You'll find squash blossoms, which have a subtle squash flavor, from late spring to early fall at gourmet grocery stores, farmers' markets, or Latin food markets. They perish quickly and should be kept in the refrigerator for no longer than one day. Though the stuffed flowers are served here as an appetizer atop grilled bread, they would also make a good side dish without the bread, or you could arrange a couple of stuffed blossoms over a green salad.
Cooking Light JUNE 2005
Prepare grill or grill pan.
Place bread on grill rack or grill pan coated with cooking spray; grill 2 minutes on each side or until lightly browned.

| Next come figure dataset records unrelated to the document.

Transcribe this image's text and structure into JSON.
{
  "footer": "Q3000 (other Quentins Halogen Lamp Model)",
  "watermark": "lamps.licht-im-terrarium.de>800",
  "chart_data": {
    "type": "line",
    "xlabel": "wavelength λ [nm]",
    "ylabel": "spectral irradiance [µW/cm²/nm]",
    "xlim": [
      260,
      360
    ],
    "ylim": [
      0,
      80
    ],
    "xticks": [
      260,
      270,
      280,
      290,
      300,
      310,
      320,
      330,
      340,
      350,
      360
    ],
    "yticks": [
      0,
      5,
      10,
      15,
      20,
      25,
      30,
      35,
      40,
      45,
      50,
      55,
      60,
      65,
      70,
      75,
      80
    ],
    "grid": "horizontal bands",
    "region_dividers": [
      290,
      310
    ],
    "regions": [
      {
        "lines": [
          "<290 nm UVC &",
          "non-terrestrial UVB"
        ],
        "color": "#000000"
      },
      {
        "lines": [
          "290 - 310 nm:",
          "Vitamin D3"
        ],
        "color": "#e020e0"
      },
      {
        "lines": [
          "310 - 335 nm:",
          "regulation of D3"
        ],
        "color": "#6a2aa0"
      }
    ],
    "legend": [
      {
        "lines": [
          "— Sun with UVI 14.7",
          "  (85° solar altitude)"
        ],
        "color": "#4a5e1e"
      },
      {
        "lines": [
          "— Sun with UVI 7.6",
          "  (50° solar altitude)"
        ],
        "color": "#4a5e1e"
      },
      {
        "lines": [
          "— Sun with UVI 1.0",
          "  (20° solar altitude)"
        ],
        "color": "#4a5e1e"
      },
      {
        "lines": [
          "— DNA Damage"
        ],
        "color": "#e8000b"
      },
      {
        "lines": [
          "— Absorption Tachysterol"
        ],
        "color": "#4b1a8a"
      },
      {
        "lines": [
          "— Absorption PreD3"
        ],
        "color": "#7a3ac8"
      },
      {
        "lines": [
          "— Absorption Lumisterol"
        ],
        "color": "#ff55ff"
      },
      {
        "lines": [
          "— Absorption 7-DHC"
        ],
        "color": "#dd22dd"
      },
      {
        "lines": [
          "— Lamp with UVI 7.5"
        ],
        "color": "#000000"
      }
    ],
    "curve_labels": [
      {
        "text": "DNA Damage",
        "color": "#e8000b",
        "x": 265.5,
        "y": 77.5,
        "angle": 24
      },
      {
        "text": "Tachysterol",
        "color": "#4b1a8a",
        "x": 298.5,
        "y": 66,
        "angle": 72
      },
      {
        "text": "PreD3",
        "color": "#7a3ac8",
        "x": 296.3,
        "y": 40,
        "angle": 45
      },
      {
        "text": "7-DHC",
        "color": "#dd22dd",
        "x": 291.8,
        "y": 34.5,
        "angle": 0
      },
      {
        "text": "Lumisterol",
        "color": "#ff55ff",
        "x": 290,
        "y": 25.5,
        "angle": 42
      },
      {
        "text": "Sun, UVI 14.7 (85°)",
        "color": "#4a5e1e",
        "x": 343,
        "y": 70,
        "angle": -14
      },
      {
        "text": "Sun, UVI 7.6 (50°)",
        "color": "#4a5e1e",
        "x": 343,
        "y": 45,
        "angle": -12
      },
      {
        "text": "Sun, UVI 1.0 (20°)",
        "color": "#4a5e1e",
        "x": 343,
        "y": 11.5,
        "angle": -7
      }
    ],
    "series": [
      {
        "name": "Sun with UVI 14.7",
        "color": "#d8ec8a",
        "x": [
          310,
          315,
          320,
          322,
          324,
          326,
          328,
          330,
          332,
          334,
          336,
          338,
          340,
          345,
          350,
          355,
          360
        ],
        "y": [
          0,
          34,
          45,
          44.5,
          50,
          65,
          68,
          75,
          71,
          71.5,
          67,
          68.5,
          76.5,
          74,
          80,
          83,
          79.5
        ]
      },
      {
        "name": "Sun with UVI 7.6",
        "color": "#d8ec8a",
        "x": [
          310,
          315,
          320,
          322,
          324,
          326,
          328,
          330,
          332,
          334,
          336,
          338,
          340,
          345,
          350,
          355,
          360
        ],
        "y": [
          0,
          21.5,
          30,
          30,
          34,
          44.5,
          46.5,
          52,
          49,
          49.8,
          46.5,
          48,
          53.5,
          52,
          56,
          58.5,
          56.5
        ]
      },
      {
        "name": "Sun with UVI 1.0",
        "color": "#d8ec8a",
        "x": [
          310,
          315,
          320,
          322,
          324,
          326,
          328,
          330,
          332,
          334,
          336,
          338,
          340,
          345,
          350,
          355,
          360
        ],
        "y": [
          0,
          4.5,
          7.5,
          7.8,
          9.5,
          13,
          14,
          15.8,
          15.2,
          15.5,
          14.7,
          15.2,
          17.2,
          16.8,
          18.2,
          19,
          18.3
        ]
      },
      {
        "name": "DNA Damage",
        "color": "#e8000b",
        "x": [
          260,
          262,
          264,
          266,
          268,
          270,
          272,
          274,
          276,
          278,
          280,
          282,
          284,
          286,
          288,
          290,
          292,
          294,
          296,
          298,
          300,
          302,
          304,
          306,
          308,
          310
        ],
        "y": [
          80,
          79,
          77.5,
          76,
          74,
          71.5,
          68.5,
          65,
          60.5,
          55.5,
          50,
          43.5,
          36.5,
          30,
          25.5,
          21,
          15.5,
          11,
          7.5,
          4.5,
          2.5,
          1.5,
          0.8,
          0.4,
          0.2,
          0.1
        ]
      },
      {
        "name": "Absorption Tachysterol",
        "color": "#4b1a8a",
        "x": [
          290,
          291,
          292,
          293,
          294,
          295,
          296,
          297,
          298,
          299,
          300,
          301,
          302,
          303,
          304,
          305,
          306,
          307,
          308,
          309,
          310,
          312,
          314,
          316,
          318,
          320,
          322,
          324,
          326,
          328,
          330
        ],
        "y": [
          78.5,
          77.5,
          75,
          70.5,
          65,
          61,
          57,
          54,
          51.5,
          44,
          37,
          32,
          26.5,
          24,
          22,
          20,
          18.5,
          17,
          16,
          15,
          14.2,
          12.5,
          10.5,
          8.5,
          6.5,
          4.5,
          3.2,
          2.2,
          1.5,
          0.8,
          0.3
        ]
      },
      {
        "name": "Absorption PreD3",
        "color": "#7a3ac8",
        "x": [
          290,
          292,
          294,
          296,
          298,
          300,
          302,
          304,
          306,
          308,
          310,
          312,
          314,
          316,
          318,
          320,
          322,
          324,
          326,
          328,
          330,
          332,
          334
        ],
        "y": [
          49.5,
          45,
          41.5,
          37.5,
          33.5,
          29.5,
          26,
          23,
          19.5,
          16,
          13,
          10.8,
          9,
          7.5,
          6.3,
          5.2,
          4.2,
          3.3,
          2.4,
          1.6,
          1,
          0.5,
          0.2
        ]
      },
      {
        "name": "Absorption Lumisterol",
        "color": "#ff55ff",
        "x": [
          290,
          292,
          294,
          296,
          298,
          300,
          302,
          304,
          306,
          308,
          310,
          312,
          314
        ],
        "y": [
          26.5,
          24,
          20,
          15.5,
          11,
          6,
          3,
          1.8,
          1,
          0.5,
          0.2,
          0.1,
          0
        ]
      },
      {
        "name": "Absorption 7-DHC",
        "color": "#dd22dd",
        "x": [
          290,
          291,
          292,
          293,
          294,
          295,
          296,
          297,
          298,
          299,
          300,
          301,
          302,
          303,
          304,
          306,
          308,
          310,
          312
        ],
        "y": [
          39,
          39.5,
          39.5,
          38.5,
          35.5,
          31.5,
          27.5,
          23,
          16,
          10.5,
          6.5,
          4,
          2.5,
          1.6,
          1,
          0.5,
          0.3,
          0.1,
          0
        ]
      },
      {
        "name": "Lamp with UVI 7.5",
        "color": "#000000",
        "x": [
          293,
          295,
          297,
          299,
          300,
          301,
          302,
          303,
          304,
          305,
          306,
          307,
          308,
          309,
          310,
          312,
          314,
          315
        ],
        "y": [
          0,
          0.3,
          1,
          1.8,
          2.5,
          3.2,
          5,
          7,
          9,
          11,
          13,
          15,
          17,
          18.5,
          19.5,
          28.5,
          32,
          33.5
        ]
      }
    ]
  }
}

Remove from grill. Rub cut sides of garlic over one side of each bread slice. Set aside.
Preheat oven to 350°.
Spoon ricotta onto several layers of heavy-duty paper towels; spread to 1/2-inch thickness. Cover with additional paper towels; let stand 15 minutes. Scrape into a bowl using a rubber spatula. Stir in Parmesan and next 4 ingredients (through pepper). Gently spoon about 1 tablespoon ricotta mixture into each blossom. Gently press edges of blossoms to seal in cheese.
Place stuffed blossoms in a 13 x 9-inch baking dish coated with cooking spray. Bake at 350° for 15 minutes or until thoroughly heated. Top each bread slice with 1 squash blossom; serve immediately.